But for me, the most vibrant memory of that time was running to meet the lady with the smiling round face who weekly came to sell delicious noodles, a treat for the kids at the orphanage.  We ate the noodles like American children would eat candy.

Our father’s second wedding, with his new wife, also remains with me.  The new woman was well-off by the standards for our small Vietnamese village, which meant our father was no longer playing a game of Pick-Up Sticks with poverty.  They married while we were at the orphanage.  My sisters and I were invited to the wedding, and although most of the traditional, ceremonial things happened, I only remember a white frou-frou dress that cocooned my body into a walking, talking cotton ball – until it met its demise when a traditional red dipping sauce was spilt down the front.

I do not recall much else.  The task of remembering is like looking at a photograph from the 1800s, faded and yellow with no smiles on anyone’s faces.

My sisters and I were growing up, a joyous process for most children, but it meant it would be more difficult for the three of us to be adopted together.  But Tim and Pam Greer from Soddy-Daisy, Tennessee, a 30-minute drive outside of Chattanooga, decided to adopt all of us. It was an expensive and time-consuming process.

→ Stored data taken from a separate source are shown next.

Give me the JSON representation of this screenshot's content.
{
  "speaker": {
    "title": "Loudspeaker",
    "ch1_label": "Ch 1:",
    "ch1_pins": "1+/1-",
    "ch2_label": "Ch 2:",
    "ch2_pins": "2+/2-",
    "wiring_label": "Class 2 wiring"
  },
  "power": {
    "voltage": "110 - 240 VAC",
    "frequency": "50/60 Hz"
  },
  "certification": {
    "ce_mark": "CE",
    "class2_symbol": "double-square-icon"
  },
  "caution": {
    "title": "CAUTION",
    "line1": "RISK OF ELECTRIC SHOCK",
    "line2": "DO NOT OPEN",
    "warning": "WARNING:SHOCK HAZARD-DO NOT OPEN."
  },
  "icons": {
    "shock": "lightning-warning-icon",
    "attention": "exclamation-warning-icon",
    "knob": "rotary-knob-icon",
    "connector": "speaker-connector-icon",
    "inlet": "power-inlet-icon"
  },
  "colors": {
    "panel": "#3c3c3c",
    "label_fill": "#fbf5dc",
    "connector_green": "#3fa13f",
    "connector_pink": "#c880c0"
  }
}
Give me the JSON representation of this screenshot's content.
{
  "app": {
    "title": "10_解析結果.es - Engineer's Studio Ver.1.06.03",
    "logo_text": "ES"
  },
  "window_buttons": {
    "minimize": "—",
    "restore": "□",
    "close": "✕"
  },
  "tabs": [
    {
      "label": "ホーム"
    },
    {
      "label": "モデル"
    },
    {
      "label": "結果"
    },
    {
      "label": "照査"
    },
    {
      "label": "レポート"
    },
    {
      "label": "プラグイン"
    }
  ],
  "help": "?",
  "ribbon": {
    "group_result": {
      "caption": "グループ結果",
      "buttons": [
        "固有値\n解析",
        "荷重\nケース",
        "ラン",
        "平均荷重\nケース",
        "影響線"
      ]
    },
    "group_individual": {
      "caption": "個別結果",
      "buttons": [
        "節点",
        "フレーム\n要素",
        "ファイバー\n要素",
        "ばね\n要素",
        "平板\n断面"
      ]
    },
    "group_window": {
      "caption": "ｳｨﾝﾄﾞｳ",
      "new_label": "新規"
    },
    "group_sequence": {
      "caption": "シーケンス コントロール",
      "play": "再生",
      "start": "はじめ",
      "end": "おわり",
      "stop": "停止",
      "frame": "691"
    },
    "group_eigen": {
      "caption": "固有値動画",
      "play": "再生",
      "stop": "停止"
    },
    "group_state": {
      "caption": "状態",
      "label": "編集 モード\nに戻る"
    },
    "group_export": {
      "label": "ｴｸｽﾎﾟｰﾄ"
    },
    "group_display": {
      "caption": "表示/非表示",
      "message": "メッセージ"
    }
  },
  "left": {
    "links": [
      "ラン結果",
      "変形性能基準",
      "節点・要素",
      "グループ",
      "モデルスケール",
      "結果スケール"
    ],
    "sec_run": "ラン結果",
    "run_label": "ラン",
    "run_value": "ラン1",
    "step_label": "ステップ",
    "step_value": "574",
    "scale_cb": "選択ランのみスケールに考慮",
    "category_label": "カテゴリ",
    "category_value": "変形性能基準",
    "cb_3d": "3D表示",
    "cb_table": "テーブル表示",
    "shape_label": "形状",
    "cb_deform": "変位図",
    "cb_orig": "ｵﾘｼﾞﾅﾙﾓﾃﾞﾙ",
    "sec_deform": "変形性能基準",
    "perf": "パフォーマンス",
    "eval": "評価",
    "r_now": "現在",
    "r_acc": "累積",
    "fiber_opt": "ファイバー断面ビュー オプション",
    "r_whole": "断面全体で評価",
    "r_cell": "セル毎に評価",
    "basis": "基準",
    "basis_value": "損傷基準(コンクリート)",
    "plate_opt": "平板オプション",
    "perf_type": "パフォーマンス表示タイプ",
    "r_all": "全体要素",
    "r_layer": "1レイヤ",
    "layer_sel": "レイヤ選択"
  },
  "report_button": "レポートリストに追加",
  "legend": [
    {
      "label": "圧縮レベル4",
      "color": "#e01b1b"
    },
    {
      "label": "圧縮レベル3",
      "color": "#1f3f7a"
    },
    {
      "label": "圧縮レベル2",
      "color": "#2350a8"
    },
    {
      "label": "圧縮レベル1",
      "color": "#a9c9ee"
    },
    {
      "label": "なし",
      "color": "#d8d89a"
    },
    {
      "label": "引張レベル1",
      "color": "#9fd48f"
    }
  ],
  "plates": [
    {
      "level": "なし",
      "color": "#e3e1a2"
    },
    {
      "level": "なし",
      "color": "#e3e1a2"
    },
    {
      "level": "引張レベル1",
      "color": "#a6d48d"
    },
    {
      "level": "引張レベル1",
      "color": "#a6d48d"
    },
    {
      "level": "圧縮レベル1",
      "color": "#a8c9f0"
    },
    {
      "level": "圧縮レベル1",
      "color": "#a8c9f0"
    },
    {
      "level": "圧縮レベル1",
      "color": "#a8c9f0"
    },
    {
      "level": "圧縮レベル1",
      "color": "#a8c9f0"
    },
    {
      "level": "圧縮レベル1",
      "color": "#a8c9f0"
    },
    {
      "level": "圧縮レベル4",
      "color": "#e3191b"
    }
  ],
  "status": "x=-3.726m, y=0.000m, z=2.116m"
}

With my new mom and the doll she made me

With my new mom and my new doll

But finally, September 6, 1994, we arrived in America, now our home.  Our new mother, clever with her hands, had made each of us a doll to commemorate the event.  Our parents drove to the airport with three inert dolls buckled into their newly purchased mini-van.  They came home with three animated girls, no bigger than their doll toys.

It was that simple.  Our father had found himself a new wife and family to belong to, and so had my sisters and I.

From this moment, my life truly began.  I’ve been blessed with the opportunity to be raised in America with all of its chances to grow as an individual, chances that Vietnam could not offer.  The Chattanooga airport was our Ellis Island – it held the hope and promise of a better life.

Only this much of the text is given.